My memory was greatly affected from the stroke and I had difficulty remembering people’s names and faces.  I had whole sections of my life wiped out. I had to stop teaching because I could not physically do it any longer. I had extreme difficulty remembering  the names of my students and the kids on my tennis team.  I couldn’t remember my colleague’s names either.  One time, I had a meeting with some parents and realized an hour into the meeting that I was talking about the wrong student!  The pressure of trying to remember everyone was exhausting not to mention the physical problems I was experiencing.
Now, I battle constant stomach problems and other issues that prevent me from returning to teaching.  Sometimes I get in my car and forget where I’m supposed to be going. I have good days and bad days.  I thank God for the good days and sometimes curse him for the bad days.  I wonder why I have these struggles - what God has planned for my life.  It certainly wasn’t what I THOUGHT He had planned for my life!
I got to the point where the only thing I could do on a regular basis was write.  So, that is why my blog exists.  I felt that maybe God was telling me to write and, in order for me to listen, He had to literally knock me off my feet.  Well, I’ve gotten to the point where all distractions are gone and I’m wondering what’s next?
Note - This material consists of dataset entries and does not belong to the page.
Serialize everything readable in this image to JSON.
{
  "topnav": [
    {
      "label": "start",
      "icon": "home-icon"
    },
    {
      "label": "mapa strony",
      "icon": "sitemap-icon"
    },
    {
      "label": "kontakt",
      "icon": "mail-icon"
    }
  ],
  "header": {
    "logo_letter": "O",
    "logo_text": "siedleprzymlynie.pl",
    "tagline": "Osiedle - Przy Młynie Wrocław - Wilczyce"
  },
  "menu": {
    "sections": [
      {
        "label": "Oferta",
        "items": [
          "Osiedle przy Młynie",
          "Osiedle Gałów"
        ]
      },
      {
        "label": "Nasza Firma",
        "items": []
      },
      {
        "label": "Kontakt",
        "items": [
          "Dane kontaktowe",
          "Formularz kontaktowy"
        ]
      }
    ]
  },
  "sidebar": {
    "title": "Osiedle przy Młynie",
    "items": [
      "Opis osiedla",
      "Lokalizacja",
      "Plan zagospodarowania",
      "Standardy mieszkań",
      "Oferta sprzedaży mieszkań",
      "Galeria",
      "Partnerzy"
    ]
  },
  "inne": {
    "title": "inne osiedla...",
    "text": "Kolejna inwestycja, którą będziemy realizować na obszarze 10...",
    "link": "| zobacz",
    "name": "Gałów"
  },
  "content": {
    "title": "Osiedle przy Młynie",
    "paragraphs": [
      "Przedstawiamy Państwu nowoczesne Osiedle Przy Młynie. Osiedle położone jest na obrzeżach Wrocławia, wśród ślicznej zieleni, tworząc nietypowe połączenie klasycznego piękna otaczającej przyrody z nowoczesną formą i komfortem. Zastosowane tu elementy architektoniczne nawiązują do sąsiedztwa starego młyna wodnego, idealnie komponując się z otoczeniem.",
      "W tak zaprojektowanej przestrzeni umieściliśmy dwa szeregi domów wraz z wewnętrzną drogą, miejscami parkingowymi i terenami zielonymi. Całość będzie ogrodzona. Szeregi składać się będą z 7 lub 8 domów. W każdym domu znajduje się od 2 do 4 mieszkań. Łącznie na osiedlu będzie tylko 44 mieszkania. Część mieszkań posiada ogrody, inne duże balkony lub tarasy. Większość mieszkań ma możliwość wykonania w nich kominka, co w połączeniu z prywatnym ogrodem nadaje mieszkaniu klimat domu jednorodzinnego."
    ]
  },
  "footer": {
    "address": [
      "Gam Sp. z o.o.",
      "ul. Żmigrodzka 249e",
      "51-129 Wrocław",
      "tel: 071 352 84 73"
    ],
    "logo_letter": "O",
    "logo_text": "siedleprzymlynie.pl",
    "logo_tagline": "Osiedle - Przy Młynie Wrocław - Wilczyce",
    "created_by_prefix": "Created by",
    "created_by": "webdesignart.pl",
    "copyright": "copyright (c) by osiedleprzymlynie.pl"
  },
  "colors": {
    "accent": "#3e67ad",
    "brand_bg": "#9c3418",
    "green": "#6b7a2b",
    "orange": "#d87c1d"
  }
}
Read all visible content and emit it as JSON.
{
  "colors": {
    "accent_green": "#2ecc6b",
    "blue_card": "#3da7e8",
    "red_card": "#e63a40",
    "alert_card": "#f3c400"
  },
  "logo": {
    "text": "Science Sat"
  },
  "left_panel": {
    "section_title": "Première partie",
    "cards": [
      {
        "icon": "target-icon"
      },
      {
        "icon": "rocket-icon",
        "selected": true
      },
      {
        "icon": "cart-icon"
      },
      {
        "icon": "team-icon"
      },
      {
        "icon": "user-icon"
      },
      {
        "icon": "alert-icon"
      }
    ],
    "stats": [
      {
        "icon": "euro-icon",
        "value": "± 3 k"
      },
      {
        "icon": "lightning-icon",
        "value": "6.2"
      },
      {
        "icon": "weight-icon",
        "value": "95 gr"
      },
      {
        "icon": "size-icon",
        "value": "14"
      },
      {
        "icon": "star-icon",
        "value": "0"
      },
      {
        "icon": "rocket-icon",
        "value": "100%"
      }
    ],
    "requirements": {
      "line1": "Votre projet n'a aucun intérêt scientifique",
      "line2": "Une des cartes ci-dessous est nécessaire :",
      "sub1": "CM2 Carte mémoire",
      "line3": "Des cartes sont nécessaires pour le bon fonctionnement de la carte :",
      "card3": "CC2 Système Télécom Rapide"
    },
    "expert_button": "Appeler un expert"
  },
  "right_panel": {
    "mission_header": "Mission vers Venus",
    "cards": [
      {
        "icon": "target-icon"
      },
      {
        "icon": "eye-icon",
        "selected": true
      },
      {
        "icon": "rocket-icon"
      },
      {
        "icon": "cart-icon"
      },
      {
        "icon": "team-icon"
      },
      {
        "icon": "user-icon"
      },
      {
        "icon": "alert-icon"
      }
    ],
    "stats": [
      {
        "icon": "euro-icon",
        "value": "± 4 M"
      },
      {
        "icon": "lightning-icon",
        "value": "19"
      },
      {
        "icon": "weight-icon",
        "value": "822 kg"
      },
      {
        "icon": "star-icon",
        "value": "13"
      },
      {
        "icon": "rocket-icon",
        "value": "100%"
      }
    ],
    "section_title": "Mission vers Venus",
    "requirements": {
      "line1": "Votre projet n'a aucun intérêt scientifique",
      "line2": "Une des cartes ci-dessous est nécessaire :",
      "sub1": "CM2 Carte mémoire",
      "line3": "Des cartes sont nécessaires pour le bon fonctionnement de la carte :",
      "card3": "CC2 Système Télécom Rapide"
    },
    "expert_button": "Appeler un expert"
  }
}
I’ve been denied disability twice.  My family has struggled financially and my marriage has struggled because Bill and I were so active together - playing tennis etc.  Sometimes I can be sitting right next to him and feel like we are miles apart.  I know every marriage experiences this now and then.  Lately, it seems it’s more now than then.  Yet, I keep plugging along and keep praying and keep writing.  
I have always tried to be upbeat and optimistic in my writing.  I have always tried to stay true to who I am.  Mostly, I have tried to make my readers laugh.   Sometimes I imagine they might cry.  That’s okay too.  Basically, I try to portray life as I see it.  My solemn  prayer is that whatever I write will be something that someone somewhere out there needed to read at that moment in their life.  I don’t know where my stories go.  I just know that I have to keep sending them out there because it is all I can do now.